March 09, 2004

From Iraq to Haiti

Those who care about both human rights and consensus in the international community owe it to themselves to read Carroll Andrew Morse's piece in Tech Central Station: The Bias Towards Brutality and Totalitarianism.

Posted by Michael J. Totten at March 9, 2004 09:53 PM
Comments

What can I say? She's absolutely right.

I've long understood democracy as the only true and sovereign system of government. Human rights are sovereign. Individuals are sovereign. States are not. The will of the people is what really matters, not so much even necessarily who's in charge.

We took the "he's a son of a bitch but he's our son of a bitch" road during the Cold War because, arguably, we had no other choice. The Soviets have been defeated, however, and we're left no excuses anymore. The best foreign policy for a myriad of reasons is a principled foreign policy in today's day and age. It should be about doing what's right, period: Fighting the Roots of Terrorism with the Power of Liberalism. It's always nice to look and see that others are making the connections every once in a while, as well.

Tell your TCS buds to keep up the good work.

Posted by: Grant McEntire at March 9, 2004 11:23 PM

Reccommended reading indeed.

Posted by: FH at March 10, 2004 07:41 AM

The usual suspects were protesting in front of the Philadelphia Stock Exchange on Monday, which I gather from the flyers, was supposed to be "Womens Global Strike" day, or something like that.

Prominent among the small (maybe 30?) crowd were signs protesting the removal of Aristide. That and some others with signs in Spanish about Venezuela. I think it had to do with these people afraid that Chavez wasn't shooting enough protesters in Caracas.

Posted by: eric at March 10, 2004 10:29 AM

The writer makes a very incisive point.

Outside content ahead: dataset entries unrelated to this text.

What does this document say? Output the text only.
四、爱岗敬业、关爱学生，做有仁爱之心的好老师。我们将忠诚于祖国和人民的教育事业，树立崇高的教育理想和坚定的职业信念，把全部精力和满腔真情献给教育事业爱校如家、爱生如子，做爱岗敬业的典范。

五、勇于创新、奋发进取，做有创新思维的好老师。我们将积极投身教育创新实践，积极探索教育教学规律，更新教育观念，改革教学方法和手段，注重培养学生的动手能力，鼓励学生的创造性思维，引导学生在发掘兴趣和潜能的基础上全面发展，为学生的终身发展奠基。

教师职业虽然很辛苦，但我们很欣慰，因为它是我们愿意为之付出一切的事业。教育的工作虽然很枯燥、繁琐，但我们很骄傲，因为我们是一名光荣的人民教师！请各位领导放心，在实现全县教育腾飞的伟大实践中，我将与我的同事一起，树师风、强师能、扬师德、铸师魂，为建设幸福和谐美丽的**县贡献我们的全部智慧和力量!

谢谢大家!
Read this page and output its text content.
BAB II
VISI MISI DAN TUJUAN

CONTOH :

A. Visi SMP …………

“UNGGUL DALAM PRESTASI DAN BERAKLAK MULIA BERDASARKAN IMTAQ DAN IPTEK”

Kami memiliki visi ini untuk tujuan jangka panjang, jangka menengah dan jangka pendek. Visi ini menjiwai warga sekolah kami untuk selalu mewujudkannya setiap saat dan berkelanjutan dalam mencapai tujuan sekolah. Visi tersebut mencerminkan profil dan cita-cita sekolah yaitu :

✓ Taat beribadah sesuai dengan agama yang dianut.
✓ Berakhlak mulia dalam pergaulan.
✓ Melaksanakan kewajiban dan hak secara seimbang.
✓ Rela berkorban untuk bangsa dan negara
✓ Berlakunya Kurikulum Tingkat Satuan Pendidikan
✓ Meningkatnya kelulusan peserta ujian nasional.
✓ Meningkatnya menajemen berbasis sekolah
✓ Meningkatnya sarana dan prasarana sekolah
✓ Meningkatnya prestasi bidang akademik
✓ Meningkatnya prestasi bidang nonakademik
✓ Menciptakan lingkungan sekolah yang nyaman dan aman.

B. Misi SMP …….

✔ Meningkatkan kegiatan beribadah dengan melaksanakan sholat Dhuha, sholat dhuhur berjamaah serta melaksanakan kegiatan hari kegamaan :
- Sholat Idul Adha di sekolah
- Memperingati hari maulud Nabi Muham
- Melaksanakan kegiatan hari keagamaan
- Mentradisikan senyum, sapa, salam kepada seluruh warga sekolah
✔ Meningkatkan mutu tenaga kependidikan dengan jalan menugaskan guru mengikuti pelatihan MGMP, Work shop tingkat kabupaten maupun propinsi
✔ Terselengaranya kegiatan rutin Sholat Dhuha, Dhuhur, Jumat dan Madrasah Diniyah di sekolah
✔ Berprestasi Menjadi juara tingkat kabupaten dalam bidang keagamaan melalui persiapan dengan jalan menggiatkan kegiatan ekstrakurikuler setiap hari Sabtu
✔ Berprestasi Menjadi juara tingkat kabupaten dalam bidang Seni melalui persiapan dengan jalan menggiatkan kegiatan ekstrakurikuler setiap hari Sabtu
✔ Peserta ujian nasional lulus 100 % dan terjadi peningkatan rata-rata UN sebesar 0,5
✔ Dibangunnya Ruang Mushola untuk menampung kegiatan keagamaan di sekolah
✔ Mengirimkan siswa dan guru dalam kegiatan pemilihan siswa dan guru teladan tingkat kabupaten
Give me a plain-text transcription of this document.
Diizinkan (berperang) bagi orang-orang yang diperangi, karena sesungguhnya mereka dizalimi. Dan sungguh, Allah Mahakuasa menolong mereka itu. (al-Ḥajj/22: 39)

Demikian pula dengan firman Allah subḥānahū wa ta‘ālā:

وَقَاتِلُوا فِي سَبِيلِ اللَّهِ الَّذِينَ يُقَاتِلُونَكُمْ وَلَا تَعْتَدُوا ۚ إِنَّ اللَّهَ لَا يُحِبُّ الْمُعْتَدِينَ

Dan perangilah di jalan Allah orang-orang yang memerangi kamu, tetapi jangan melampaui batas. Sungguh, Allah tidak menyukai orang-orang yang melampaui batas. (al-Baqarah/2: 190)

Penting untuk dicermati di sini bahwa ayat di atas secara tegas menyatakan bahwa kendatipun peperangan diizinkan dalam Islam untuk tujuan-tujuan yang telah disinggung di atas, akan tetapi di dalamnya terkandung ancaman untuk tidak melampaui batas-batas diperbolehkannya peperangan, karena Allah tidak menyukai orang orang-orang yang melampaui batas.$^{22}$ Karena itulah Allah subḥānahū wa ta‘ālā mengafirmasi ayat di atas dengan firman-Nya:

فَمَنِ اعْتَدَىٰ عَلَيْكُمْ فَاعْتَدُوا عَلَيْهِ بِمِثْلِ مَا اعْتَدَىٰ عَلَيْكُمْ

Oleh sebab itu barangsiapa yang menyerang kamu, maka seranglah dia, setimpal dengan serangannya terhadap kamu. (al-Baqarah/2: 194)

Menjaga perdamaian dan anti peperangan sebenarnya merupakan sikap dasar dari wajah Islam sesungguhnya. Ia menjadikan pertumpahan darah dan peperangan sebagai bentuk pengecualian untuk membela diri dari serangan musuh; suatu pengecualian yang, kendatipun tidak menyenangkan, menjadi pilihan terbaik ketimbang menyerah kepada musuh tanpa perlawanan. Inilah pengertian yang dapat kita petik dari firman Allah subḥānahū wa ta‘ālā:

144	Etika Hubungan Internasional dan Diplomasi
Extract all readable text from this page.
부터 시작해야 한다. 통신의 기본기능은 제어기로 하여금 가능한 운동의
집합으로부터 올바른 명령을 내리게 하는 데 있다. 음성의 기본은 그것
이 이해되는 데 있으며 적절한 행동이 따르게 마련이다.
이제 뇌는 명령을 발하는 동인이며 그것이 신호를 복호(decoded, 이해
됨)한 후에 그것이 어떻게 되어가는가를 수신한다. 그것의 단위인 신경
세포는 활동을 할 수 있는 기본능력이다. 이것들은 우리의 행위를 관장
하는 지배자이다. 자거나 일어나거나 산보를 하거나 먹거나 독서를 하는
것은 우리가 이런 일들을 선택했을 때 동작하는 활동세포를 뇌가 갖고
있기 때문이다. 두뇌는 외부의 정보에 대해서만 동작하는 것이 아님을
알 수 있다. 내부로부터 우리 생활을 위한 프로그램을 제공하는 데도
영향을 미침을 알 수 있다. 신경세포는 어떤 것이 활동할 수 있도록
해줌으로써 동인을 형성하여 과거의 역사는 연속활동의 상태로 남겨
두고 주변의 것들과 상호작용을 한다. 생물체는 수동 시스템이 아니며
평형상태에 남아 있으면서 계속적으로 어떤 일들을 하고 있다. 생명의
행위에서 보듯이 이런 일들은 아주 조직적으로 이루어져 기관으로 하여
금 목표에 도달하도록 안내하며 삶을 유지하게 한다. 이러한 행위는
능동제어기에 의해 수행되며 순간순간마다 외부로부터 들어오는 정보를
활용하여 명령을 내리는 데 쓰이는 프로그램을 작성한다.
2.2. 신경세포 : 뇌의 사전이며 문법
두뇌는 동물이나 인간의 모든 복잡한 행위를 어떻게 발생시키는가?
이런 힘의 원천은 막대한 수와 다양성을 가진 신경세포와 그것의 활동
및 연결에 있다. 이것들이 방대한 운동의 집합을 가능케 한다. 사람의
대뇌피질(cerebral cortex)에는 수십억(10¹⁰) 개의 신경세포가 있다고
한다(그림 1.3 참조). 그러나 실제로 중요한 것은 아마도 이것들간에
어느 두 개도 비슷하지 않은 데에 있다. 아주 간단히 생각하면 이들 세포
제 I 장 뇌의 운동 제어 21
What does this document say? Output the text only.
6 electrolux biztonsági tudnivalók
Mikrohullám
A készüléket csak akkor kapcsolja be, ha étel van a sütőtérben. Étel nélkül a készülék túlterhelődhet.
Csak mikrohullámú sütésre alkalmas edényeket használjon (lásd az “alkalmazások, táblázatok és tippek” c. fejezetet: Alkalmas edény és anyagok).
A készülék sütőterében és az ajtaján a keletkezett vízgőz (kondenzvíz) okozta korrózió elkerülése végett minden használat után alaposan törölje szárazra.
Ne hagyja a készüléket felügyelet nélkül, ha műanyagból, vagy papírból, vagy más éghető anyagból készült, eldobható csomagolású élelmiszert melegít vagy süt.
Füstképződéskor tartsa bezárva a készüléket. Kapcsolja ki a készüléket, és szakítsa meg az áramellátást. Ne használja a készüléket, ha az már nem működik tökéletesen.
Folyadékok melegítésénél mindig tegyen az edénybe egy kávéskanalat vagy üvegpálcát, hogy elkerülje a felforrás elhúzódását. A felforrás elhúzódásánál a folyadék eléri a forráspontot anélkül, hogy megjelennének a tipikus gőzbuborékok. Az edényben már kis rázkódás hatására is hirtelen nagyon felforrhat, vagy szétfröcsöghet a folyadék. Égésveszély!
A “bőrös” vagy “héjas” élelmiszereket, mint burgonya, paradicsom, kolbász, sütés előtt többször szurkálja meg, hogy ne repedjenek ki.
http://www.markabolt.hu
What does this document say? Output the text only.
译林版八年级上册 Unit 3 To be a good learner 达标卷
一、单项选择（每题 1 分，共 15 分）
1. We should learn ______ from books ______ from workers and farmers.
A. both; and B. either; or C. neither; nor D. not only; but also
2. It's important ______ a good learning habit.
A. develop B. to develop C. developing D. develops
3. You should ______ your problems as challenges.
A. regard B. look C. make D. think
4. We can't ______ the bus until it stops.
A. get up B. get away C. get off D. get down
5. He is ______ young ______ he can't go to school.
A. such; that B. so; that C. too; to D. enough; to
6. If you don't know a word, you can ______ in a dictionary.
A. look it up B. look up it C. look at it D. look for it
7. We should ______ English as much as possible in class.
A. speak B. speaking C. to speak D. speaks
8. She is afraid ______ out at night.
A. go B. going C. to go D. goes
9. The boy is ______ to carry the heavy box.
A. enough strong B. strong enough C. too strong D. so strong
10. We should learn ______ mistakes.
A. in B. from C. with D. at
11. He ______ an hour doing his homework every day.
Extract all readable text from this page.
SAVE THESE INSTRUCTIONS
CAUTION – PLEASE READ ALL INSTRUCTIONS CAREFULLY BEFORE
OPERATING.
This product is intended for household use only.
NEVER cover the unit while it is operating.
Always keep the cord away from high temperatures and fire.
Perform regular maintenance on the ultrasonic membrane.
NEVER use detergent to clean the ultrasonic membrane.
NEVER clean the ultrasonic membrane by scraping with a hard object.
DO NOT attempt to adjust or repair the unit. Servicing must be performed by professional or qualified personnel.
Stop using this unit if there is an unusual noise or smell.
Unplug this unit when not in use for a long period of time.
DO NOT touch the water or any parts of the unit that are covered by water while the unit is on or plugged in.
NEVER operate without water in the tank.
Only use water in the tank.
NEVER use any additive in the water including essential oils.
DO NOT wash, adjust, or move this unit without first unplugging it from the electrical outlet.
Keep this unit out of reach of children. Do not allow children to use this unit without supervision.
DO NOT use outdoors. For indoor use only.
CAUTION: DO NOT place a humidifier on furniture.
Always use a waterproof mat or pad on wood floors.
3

I was greatly heartened by Bush's speech of a few months ago that the status quo ante in the Middle East was a cynical bargain that served neither the West nor the Arab peoples well. One major potential benefit of the regime change in Iraq is that it's helping to smash the status quo in the Middle East. It is genuinely importnat that the most powerful man in the world has admitted that we were mistaken. Increasingly, revelations from Iran, Syria, Pakistan, and even demonstrations iN Syria and Saudi Arabia, show that the status quo ante has indeed been broken. Its no wonder the jihadis are fighting desperately to sow chaos and put the brakes on this powerful change--in the long term, democratic reforms (even if partial) and prosperity are perhaps the deadliest threat to their extremist and hateful ideologies. Liberals (in the English sense of the word) should hold Bush's feet to the fire and make certain that this goes beyond mere rhetoric and is backed up by consistent policy and by action.

One of my big problems with Kerry is that in order to score political points, he seems to studiously avoid acknowledging the revolutionary importance of this change, and has yet to say that he would continue to consistently pursue it.

Trying to retrofit the changed reality in the Middle East into the status quo ante "international cooperation" framework is, as the writer points out, a recipe for backsliding and loss of very substantial gains in human and civil rights for a substantial part of the Arab world, and would result in turning what has been a highly meaningful and significant change there into something which is far less substantive. Humpty Dumpty had a great fall...but Humpty was not only Saddam's regime, but the corrupt "international community" which tolerated his deadly actions for so long. Kerry seems to be proposing to put Humpty Dumpty back together again. Nothing I can bring myself to vote for, despite my other problems with Bush.